Thursday, March 18, 2021

The First Thing I Will Do after We All Get Vaccinated

     The first thing I will do is get a haircut.

    The next thing I will do is sit for an hour in my favorite coffee shop with a book and a cup of coffee and partly read and partly watch the two women chatting at the adjacent table and the checkers players across the room and the Bible study group and the student with her books and love every minute of discreet comradeship.

    The next thing I will do is have dinner with friends at a restaurant, where someone else will do the cooking and the place is noisy with laughter and clamor from young people on dates and families eating out together and an elderly couple celebrating their fiftieth wedding anniversary and all the waitpeople, unmasked, walking freely between tables, pouring wine with broad smiles, bringing steaming plates of delicious food made by the happy chef in the busy kitchen.

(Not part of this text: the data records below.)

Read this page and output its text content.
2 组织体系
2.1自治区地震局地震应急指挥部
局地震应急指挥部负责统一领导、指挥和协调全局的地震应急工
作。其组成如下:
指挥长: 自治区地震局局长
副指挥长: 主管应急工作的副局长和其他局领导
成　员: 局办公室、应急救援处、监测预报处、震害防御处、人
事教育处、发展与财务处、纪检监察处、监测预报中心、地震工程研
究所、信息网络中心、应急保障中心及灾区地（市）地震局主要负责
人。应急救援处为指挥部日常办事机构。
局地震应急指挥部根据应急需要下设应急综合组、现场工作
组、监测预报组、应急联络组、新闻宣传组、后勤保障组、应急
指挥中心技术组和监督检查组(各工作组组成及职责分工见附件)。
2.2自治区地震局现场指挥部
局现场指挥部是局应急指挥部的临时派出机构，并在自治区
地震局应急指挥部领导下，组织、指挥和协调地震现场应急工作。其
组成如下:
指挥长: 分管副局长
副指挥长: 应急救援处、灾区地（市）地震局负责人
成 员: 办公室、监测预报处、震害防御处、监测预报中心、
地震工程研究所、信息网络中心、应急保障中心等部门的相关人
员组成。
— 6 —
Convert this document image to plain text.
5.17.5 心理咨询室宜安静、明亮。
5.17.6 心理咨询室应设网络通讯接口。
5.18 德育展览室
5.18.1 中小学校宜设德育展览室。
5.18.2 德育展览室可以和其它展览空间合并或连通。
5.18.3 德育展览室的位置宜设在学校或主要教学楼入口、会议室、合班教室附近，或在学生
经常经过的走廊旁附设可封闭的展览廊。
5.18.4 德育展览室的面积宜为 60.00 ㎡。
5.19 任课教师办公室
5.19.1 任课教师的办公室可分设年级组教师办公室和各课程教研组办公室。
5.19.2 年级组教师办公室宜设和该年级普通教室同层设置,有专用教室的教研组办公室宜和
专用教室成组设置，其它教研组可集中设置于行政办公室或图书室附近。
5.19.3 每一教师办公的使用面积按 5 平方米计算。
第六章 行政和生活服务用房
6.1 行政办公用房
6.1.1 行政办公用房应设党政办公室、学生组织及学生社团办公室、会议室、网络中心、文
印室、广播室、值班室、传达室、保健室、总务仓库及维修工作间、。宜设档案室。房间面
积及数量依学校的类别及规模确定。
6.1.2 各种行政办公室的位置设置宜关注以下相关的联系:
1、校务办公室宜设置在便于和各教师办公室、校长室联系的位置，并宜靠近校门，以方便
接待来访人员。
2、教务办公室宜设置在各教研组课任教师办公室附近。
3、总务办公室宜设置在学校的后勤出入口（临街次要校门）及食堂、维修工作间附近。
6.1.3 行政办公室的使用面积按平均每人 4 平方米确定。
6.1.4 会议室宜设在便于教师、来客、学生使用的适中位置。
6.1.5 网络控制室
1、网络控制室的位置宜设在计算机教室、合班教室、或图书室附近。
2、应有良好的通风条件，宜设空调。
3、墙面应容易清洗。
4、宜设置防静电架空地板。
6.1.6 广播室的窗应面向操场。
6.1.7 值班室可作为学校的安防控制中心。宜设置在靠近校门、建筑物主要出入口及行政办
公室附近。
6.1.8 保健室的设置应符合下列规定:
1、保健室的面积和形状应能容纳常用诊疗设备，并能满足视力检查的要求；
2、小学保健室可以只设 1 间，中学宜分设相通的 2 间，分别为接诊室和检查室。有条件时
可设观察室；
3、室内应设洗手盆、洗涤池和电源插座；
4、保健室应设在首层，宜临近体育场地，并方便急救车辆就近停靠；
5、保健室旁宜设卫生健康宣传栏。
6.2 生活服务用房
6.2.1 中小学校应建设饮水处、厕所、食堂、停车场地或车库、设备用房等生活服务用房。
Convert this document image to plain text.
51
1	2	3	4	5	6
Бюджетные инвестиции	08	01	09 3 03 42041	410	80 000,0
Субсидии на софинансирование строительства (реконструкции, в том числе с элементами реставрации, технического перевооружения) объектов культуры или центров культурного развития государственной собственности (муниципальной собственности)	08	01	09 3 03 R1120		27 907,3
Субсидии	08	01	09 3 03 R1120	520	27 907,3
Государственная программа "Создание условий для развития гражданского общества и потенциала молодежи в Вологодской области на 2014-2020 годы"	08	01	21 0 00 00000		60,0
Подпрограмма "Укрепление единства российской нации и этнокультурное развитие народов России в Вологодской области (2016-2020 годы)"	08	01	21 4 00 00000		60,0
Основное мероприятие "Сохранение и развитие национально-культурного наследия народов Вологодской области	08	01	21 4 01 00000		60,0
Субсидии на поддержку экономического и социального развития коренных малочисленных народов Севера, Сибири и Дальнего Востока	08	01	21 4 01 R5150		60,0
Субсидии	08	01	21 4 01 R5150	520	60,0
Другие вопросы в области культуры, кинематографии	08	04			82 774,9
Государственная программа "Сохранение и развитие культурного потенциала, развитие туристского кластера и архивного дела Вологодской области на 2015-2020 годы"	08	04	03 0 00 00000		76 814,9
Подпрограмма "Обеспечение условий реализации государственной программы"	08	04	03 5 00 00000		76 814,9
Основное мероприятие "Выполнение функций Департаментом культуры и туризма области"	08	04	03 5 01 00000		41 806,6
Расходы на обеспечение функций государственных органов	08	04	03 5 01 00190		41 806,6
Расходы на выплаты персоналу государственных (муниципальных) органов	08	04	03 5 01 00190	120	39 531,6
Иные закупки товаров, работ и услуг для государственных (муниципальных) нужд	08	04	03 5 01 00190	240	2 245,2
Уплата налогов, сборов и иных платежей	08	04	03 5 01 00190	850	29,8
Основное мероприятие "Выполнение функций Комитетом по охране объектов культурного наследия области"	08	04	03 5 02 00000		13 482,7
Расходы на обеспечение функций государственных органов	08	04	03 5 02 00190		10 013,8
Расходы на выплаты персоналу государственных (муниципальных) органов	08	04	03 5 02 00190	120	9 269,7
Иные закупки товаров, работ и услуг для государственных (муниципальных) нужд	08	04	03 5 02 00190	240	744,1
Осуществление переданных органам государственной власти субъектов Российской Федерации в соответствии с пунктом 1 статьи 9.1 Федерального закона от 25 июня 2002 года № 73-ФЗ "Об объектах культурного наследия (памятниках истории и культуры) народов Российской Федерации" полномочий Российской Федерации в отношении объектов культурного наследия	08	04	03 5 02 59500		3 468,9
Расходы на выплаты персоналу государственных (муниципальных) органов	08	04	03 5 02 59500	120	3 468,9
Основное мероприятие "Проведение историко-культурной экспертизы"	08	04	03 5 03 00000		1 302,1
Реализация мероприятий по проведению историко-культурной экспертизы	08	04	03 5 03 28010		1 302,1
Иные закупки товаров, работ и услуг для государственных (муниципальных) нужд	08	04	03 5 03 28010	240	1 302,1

    Then I will get on a train for eight hours and go visit my granddaughter, and I will talk happily with the seat mate I would previously have ignored so I could read my book because although I could read my book any time during the pandemic, to have a seat mate to relate to is a treat.

    I will say to everyone I see—the conductor on the train, the waitperson at the restaurant, the barista at the coffee shop, the hairdresser, everyone I pass on the street—"What a beautiful smile you have."

    I will say, "How nice it is to see your face."

    The next thing I will do is take a big plastic bag and pick up every piece of trash that has been collecting at the side of the road for a year, but maybe before I do that, I'll get a two-hour massage and let the trash sit for just another day.

    I will go to a concert and then to a play and then to a Fourth-of-July parade, sitting cheek by jowl with open-faced strangers, and I will smile radiantly at them as we enjoy together our common pleasures.

    I will have a grand party at my house, and everyone will eat great food and drink and talk freely without the muffle of masks, and I will hug everyone who comes in the door and again each person who leaves and probably do a lot of hugging in between, too.

    Then I will get on an airplane and go somewhere just for the experience of being on an airplane.

    I will hang my mask on a hook in the closet. I thought about burning it, but it is a symbol of our common suffering and our combined efforts to overcome this adversity, and I think I'll keep it.

    I will never do another Zoom meeting.